"Human-centered design is as much about your head as your hands. These Mindsets explore and uncover the philosophy behind our approach to creative problem solving, and show that how you think about design directly affects whether you'll arrive at innovative, impactful solutions."
"Mindsets" from DesignKit.org
As we shared in the empathy stage, you are building your challenge approach based on a real need that you've observed and learned from understanding your audience. This exercise is meant to bridge the gap to defining a concrete question that you seek to answer with your work.
"When you move from empathy work to drawing conclusions from that work, you need to process all the things you heard and saw in order to understand the big picture and grasp the takeaways of it all. Unpacking is a chance to start that process – sharing what you found with fellow designers and capturing the important parts in a visual form. Get all the information out of your head and onto a wall where you can start to make connections—post pictures of your user, post-its with quotes, maps of journeys or experiences—anything that captures impressions and information about your user. This is the beginning of the synthesis process, which leads into a ‘Define’ mode."
From the d.School Designer Resource Guide
In the Define stage, you have one simple goal - to craft a meaningful and actionable problem statement that is informed by the information collected in the Empathy stage. Easier said than done, this challenge statement should be focused, human-centered and cohesive.
Importantly, your challenge statement should not be a rehashing of a problem. Rather, it is a question that relates to the needs of your user, key insights you've gleaned from addressing those needs, and a call to action to build something meaningful for the user.

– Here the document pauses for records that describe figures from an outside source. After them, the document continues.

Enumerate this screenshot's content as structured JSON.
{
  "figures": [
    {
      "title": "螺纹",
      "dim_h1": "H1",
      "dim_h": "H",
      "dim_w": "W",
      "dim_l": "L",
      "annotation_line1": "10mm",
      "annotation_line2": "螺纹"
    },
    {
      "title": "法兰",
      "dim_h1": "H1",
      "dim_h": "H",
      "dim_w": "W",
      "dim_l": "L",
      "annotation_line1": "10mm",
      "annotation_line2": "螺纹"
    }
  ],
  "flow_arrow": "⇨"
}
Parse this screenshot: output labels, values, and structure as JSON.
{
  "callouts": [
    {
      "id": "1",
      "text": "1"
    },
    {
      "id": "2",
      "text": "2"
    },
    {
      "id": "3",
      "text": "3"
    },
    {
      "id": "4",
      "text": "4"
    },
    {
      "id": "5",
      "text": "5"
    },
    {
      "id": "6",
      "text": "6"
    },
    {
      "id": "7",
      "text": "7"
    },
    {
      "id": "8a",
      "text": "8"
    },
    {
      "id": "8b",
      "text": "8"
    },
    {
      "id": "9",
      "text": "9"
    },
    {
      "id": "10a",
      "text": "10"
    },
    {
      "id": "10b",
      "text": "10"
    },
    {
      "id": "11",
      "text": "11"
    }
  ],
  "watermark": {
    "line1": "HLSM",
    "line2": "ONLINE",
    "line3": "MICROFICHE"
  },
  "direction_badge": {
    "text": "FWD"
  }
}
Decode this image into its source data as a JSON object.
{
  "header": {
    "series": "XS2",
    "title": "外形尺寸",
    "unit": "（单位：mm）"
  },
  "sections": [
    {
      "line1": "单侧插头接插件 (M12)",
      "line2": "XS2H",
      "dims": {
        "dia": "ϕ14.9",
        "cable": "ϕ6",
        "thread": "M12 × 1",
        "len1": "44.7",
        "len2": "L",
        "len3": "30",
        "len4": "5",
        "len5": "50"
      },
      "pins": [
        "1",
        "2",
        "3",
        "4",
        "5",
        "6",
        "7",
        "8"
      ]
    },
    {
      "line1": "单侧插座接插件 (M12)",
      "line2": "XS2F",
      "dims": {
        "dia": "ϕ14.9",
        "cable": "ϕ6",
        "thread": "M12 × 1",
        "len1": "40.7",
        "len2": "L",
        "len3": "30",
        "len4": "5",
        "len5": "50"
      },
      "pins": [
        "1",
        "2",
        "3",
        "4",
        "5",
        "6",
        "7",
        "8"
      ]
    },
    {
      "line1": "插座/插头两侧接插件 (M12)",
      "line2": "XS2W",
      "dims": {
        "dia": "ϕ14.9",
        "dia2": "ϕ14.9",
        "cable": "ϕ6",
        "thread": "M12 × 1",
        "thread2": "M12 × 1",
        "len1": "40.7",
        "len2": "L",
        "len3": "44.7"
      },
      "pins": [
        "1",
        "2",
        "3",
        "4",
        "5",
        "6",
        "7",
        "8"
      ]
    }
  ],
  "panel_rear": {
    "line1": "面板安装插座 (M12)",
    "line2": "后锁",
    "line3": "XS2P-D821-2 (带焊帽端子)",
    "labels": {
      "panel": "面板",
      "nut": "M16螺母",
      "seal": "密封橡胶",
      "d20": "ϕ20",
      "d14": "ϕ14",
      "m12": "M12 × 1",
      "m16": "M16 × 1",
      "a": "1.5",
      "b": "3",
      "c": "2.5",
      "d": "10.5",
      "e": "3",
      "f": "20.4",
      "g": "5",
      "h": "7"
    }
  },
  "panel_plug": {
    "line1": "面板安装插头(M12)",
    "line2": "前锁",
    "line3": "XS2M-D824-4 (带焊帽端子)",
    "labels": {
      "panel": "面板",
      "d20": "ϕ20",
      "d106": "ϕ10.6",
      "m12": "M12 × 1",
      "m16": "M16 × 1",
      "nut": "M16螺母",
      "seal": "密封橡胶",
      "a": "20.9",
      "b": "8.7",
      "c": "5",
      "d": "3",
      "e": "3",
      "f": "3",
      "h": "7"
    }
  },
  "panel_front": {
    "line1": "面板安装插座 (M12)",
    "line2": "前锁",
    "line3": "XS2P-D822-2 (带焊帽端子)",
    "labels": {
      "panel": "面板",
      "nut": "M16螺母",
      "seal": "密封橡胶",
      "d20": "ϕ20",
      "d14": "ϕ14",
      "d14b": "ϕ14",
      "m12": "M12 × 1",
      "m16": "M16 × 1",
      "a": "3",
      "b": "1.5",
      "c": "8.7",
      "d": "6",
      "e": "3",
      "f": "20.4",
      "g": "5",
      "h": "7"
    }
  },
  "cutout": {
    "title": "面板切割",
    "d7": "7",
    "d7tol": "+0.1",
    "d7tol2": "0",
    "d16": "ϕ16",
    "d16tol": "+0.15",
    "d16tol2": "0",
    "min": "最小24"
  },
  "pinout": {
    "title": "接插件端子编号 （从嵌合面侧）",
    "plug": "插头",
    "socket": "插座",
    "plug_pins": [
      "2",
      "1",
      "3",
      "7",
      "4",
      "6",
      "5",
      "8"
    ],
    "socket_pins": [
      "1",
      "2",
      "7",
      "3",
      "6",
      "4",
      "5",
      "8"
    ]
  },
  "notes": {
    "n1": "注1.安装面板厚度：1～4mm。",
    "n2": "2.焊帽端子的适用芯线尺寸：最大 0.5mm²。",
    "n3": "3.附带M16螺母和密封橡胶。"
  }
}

Some items to consider as you write your question:
A great technique for framing your challenge statement is to construct it as a "How might we..." question. This will allow you think about a) what your user needs and b) how you might be able to meet that need with open possibilities for your design work. You can refine and hone this question with a technique called How-Why Laddering. You take that "how" question, and ask a "why" question that gets to why it is important, meaningful or relevant. This can help you dig into what is truly the crux of the issue and why your design work will help to address it.